“We carry around so much in our lives, so much anxiety and stress, to have one less thing is, honestly, a blessing.” - Stephanie Witherspoon
As women, we’re often in the crosshairs of competing directives. We’re bombarded with images emphasizing youth and beauty while we’re also implored to accept ourselves and to age gracefully. It’s a Catch 22. You feel slightly bad about the onset of aging and slightly bad if you decide to do something about. I’d even used to joke with friends, “it’s either Botox or bangs!” The problem with all of this, of course, is how focused it is on external judgments. Why did I feel like I needed to give myself permission?
I knew I did want Botox. I’d find myself in the bathroom mirror pulling on my forehead until the creases were smoothed away; feeling both my skin and spirit sag whenever I released my hand. How many times did I relive this little disappointment? How many mirrors did I pass in quiet judgment?

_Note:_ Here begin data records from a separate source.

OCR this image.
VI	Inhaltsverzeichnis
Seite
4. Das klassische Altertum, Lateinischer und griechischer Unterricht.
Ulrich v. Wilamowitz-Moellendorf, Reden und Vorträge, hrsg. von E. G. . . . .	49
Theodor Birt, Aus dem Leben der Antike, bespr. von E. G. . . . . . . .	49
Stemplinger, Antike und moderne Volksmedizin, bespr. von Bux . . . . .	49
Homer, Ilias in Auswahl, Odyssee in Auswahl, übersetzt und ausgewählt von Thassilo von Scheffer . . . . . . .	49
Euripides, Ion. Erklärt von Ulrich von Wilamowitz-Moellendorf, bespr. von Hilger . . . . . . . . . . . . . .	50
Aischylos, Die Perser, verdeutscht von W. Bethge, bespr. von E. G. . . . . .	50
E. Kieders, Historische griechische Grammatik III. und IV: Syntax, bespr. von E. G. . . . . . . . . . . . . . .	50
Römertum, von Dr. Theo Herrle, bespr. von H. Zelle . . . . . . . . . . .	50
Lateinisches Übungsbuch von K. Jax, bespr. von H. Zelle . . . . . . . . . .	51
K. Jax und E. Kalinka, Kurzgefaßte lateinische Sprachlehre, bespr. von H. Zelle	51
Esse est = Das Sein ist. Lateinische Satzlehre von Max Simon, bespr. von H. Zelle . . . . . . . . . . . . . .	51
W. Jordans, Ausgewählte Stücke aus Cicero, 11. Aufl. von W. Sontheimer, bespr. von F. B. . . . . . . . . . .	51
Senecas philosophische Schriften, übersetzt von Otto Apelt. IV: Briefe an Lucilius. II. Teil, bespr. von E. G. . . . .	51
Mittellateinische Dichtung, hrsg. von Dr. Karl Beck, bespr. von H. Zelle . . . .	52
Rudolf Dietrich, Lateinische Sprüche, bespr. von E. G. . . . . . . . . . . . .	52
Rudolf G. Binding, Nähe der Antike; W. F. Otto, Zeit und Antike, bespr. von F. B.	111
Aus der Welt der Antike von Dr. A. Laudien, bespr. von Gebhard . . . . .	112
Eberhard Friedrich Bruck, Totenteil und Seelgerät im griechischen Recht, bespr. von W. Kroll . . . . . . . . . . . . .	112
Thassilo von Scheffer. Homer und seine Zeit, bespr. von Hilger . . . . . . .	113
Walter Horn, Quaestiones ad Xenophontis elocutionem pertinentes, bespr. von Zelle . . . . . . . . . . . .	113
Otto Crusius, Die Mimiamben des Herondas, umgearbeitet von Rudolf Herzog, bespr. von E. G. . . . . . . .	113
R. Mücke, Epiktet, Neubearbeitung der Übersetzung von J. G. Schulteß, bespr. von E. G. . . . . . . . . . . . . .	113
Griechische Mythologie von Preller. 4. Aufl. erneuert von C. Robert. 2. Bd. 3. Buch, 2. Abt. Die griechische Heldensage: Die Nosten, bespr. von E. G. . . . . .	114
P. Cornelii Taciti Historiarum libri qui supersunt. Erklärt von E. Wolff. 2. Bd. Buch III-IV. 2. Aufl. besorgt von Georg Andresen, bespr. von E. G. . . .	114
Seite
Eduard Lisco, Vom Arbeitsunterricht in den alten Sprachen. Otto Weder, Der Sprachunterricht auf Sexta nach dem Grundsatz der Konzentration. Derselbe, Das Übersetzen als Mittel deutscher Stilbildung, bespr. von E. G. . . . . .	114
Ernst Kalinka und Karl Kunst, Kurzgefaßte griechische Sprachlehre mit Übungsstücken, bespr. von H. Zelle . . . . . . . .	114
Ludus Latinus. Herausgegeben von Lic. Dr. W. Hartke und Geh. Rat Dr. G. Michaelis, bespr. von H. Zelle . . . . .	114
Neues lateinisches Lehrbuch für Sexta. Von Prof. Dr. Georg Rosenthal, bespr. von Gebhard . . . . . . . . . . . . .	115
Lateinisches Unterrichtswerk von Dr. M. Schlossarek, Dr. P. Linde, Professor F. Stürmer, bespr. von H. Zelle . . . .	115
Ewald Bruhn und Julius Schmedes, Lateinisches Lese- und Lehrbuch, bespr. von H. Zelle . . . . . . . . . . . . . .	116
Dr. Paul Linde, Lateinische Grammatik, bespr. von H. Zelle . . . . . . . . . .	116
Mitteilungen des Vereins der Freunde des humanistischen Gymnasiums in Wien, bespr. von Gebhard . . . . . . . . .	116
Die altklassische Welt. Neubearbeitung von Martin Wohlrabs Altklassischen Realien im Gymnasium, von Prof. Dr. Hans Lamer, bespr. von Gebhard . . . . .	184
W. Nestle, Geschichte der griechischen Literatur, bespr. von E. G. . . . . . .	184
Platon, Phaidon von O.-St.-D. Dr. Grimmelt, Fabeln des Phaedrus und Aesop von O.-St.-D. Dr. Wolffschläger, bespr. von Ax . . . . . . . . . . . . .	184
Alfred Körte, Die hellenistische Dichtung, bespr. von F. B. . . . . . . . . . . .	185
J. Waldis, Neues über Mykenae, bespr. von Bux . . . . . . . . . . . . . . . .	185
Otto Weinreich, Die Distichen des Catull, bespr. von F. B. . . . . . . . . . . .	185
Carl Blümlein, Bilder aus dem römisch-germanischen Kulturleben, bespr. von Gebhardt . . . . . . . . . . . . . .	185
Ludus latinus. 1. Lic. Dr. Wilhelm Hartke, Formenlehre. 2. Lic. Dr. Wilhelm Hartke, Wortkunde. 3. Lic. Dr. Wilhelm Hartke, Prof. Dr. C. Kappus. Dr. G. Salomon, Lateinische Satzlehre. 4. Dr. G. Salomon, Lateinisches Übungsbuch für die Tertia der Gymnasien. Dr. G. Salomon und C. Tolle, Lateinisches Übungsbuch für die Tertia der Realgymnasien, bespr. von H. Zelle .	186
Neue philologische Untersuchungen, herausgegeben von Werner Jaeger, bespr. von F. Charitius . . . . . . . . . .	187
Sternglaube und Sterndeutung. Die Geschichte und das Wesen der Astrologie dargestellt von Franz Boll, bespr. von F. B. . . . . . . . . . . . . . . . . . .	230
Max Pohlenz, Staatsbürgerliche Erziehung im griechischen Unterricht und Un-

The procedure itself is laughingly simple given all my hand-wringing over whether to do it. My clinician, Tracie, was easy-going and listened carefully to my concerns. The actual treatment took less than 5 minutes. Less time than it takes to get a latte. Way less time than it takes to grow out bangs.
My results are subtle, as subtle as the dissatisfaction I’d been carrying around with me all this time. It’s not so much that Botox gave me something, more that it removed a faintly unpleasant feeling I couldn’t quite place. We carry around so much in our lives, so much anxiety and stress, to have one less thing is, honestly, a blessing. I feel lighter. I pass mirrors now and feel the absence of judgment which gives me a newfound confidence; a hair's-breadth increase of happiness. All I had to do to get it was five minutes and the permission to not care what anybody else thinks.